Pre juju 2.6.5 Upgrade Steps for large log collections

Pre juju 2.6.5 Upgrade Steps for large log collections

If the controller’s log collection is large, converting the collection to a capped collection can take a long time, during which the juju db is locked. This makes the controller appear unresponsive.

Check size of log collection

Before upgrading to juju 2.6.5, especially for long running controllers, it’s recommend to check the size of the logs collection:

Copy this script where you run the juju client from, make sure to chmod +x, and execute:

#!/bin/bash

read -d '' -r cmds <<'EOF'
conf=/var/lib/juju/agents/machine-*/agent.conf
user=`sudo grep tag $conf | cut -d' ' -f2`
password=`sudo grep statepassword $conf | cut -d' ' -f2`
if [ -f /usr/lib/juju/mongo*/bin/mongo ]; then
  client=/usr/lib/juju/mongo*/bin/mongo
else
  client=/usr/bin/mongo
fi
$client 127.0.0.1:37017/logs --authenticationDatabase admin --ssl --sslAllowInvalidCertificates --username "$user" --password "$password" --eval "print(db); \
if (db.getName() !== \"logs\") { \
    throw Error(\"not using logs\"); \
} else {\
    function bytesToSize(bytes) {\
       var sizes = [\"Bytes\", \"KB\", \"MB\", \"GB\"];\
       if (bytes == 0) return \"0 Byte\";\
       var i = parseInt(Math.floor(Math.log(bytes) / Math.log(1024)));\
       return Math.round(bytes / Math.pow(1024, i), 2) + \" \" + sizes[i];\
    };\
    db.getCollectionNames().forEach(function(name) { \
        var storageSize = db[name].stats()[\"storageSize\"];\
        print(name, bytesToSize(storageSize));\
        if (storageSize >= 1073741824) {\
           print(\"You need to run the prune logs script\");\
        }\
    });\
}"
EOF

juju ssh -m controller 0 "$cmds"

You’ll see output like:

logs
logs.c92cb8ea-c77a-4739-8298-c3cd6a79196b 48 KB
logs.d28edd72-1b1d-4537-80b5-6515902b4793 112 KB

A recommendation of "You need to run the prune logs script" will be printed if the collection is over 1GB, otherwise the size of the collection is printed.

Prune the juju log collection

Note: this operation may take a few hours based on the size collection.

:stop_sign: Please stop the controllers when running this script.
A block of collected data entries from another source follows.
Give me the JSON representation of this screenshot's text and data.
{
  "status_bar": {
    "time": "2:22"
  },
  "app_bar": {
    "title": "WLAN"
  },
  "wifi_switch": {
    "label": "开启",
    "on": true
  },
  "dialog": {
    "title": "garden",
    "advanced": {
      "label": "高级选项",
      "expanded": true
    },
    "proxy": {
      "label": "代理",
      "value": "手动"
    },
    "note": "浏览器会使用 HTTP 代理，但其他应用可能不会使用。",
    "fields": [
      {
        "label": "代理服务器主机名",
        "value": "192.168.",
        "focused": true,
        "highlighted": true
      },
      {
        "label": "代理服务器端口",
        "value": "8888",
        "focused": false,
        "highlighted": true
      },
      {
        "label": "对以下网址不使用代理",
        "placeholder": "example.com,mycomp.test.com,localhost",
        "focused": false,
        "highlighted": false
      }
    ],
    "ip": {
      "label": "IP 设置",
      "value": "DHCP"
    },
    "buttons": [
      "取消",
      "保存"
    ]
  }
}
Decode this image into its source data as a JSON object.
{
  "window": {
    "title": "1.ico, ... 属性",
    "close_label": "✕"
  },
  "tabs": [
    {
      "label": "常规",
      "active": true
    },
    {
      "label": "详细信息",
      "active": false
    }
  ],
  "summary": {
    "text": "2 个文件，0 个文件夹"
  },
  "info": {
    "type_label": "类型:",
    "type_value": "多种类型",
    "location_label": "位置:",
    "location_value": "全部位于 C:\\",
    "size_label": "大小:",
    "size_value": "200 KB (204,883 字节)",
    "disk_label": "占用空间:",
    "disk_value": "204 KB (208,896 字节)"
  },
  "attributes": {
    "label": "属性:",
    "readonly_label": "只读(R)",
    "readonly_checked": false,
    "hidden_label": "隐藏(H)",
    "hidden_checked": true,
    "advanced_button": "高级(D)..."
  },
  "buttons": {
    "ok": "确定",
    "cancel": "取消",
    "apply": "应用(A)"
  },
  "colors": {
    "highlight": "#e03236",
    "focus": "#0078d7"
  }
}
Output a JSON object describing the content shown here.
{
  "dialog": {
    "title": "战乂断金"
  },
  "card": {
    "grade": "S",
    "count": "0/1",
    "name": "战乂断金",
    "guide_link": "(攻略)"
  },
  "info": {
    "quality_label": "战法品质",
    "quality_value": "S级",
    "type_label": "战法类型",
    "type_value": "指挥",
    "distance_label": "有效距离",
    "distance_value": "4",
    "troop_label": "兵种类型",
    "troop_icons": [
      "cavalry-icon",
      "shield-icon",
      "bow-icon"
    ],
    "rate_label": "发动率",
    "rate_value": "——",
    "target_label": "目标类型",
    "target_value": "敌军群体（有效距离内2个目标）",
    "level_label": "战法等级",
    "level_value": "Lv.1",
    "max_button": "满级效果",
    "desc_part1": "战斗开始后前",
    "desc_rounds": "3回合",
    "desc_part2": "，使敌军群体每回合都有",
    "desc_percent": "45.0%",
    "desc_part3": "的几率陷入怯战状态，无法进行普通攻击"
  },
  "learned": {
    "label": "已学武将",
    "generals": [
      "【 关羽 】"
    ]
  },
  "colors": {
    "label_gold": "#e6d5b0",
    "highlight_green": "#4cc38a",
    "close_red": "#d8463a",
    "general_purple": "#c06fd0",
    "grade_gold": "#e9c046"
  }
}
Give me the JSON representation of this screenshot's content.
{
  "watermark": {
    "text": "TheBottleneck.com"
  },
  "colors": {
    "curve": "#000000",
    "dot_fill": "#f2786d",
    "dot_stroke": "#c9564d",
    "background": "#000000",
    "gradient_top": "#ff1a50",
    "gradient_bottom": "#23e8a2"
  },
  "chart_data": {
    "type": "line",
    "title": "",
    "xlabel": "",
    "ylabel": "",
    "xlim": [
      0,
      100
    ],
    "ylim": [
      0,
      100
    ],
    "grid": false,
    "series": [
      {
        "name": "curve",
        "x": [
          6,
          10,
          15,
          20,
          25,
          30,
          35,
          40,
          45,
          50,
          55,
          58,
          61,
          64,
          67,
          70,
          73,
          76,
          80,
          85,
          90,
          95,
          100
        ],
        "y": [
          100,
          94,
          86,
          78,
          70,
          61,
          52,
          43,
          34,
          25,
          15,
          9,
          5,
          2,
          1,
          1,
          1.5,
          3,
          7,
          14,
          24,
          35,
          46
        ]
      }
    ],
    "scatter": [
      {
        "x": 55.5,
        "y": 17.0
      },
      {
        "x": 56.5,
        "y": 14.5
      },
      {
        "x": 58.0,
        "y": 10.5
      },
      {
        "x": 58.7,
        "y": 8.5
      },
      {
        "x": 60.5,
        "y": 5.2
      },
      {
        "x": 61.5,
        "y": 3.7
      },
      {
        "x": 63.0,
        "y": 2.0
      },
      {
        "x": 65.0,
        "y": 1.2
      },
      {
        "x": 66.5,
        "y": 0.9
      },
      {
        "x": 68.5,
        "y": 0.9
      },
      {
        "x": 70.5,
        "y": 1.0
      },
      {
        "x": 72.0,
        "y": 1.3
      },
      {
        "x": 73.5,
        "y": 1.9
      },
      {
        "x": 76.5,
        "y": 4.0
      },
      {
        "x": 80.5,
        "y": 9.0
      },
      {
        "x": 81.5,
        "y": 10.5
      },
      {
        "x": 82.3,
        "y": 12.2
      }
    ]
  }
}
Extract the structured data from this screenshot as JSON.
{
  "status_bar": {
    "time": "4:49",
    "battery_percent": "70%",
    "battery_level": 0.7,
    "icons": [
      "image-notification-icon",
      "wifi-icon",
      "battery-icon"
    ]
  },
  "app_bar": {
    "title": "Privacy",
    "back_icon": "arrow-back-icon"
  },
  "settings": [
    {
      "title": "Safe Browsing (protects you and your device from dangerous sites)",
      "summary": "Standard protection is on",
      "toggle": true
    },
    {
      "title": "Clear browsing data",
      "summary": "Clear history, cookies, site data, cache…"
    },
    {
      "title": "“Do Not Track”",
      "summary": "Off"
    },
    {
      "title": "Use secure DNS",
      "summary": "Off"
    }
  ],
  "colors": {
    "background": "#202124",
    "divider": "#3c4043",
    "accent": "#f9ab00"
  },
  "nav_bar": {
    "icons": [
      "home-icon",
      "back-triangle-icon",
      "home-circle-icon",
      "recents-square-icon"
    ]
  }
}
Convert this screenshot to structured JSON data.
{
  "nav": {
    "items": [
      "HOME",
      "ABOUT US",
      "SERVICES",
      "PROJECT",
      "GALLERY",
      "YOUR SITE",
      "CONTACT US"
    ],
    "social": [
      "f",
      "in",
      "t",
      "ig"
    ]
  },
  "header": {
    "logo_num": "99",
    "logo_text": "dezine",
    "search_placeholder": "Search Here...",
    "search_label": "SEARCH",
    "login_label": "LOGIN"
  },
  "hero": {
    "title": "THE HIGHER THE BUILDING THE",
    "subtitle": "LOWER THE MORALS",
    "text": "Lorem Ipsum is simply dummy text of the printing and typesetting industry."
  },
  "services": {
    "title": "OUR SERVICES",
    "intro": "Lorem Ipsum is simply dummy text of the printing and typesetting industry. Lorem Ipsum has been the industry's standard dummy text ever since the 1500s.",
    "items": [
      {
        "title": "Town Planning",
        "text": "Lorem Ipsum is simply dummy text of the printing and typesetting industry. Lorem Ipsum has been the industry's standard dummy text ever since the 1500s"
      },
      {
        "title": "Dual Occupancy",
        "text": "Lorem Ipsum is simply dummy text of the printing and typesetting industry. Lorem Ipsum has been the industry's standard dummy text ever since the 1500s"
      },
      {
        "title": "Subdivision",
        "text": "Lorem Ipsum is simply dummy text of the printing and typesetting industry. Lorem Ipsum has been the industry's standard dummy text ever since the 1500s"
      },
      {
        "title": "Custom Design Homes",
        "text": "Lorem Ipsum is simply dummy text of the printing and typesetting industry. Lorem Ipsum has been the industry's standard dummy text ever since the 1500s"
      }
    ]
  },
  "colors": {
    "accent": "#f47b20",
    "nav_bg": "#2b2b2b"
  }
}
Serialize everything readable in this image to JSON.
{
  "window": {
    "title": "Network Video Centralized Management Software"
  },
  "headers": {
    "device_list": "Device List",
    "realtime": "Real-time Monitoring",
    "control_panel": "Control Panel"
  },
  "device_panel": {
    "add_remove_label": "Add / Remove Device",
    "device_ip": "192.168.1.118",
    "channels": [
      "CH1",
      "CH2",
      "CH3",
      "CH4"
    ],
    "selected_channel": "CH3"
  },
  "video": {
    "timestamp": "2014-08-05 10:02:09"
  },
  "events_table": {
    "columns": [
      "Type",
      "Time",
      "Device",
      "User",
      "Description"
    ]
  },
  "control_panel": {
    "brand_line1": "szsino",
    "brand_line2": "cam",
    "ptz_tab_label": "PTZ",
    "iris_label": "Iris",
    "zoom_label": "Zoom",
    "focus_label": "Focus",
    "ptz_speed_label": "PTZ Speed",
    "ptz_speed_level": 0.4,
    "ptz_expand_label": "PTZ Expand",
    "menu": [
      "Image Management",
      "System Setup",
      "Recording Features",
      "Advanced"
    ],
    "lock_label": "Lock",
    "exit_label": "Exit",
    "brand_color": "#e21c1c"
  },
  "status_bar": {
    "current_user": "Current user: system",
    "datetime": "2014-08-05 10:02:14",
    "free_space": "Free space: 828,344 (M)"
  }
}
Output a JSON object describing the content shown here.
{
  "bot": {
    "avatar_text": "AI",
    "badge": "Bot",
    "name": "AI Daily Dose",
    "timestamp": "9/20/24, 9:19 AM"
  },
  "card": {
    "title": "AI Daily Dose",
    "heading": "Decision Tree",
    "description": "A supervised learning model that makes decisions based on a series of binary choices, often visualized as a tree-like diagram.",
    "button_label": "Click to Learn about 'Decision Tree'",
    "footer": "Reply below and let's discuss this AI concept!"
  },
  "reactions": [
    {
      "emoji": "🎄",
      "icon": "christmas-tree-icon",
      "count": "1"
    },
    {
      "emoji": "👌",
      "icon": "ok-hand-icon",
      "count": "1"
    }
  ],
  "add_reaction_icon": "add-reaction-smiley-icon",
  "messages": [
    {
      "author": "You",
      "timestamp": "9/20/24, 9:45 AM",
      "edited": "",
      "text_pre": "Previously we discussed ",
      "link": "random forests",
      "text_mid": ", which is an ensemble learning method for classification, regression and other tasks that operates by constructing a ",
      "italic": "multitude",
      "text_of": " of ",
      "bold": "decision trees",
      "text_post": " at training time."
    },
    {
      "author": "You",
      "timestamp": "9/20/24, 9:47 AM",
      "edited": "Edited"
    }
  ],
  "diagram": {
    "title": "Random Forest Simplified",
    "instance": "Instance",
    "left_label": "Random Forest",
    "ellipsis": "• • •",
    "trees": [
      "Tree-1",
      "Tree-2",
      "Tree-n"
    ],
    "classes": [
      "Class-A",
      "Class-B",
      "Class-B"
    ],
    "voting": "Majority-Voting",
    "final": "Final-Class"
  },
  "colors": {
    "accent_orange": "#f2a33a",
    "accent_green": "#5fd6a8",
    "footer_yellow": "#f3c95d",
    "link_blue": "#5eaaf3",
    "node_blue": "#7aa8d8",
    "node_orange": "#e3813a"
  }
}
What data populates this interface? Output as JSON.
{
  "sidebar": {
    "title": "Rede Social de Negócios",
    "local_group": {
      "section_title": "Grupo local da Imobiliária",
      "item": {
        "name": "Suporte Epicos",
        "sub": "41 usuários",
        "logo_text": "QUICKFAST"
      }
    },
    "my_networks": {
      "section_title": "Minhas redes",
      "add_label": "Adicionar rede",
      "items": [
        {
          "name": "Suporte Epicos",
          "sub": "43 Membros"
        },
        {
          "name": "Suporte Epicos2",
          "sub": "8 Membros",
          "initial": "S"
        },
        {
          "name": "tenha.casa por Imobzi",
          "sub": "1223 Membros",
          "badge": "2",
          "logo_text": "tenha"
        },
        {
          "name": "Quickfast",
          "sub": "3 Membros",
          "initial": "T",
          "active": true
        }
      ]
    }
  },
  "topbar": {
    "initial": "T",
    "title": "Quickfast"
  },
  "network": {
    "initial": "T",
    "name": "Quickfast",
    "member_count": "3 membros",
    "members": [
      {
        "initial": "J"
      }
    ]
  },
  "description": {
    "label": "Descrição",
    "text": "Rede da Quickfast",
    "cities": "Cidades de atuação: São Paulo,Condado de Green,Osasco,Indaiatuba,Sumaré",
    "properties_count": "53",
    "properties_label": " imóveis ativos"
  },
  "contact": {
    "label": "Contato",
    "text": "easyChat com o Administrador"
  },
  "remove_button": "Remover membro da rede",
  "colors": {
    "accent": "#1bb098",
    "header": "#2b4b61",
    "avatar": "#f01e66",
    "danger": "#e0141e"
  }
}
The drop function also drops the indices of that collection. The indices are only checked and created when the controller starts. So if the collections are dropped while the controller is running, the new log collections are created, but with no indices, which then causes significant mongo impact.

Copy this script where you run the juju client from, make sure to chmod +x, and execute:

#!/bin/bash

read -d '' -r cmds <<'EOF'
conf=/var/lib/juju/agents/machine-*/agent.conf
user=`sudo grep tag $conf | cut -d' ' -f2`
password=`sudo grep statepassword $conf | cut -d' ' -f2`
if [ -f /usr/lib/juju/mongo*/bin/mongo ]; then
  client=/usr/lib/juju/mongo*/bin/mongo
else
  client=/usr/bin/mongo
fi
$client 127.0.0.1:37017/logs --authenticationDatabase admin --ssl --sslAllowInvalidCertificates --username "$user" --password "$password" --eval "print(db); \
if (db.getName() !== \"logs\") { \
    throw Error(\"not using logs\"); \
} else {
    db.getCollectionNames().forEach(function(name) { \
        printjson(db[name].drop()); \
    }); \
}"
EOF

juju ssh -m controller 0 "$cmds"
2 Likes

Dropping the oversized collections outright instead of deleting every record will be a lot faster, i.e. something like:
printjson(db[name].drop());
We’ve done this in the past and Juju happily recreates the collection without complaint.

1 Like

@pjdc that’s great to know, I just wasn’t sure about the indexes and if they would be recreated or not.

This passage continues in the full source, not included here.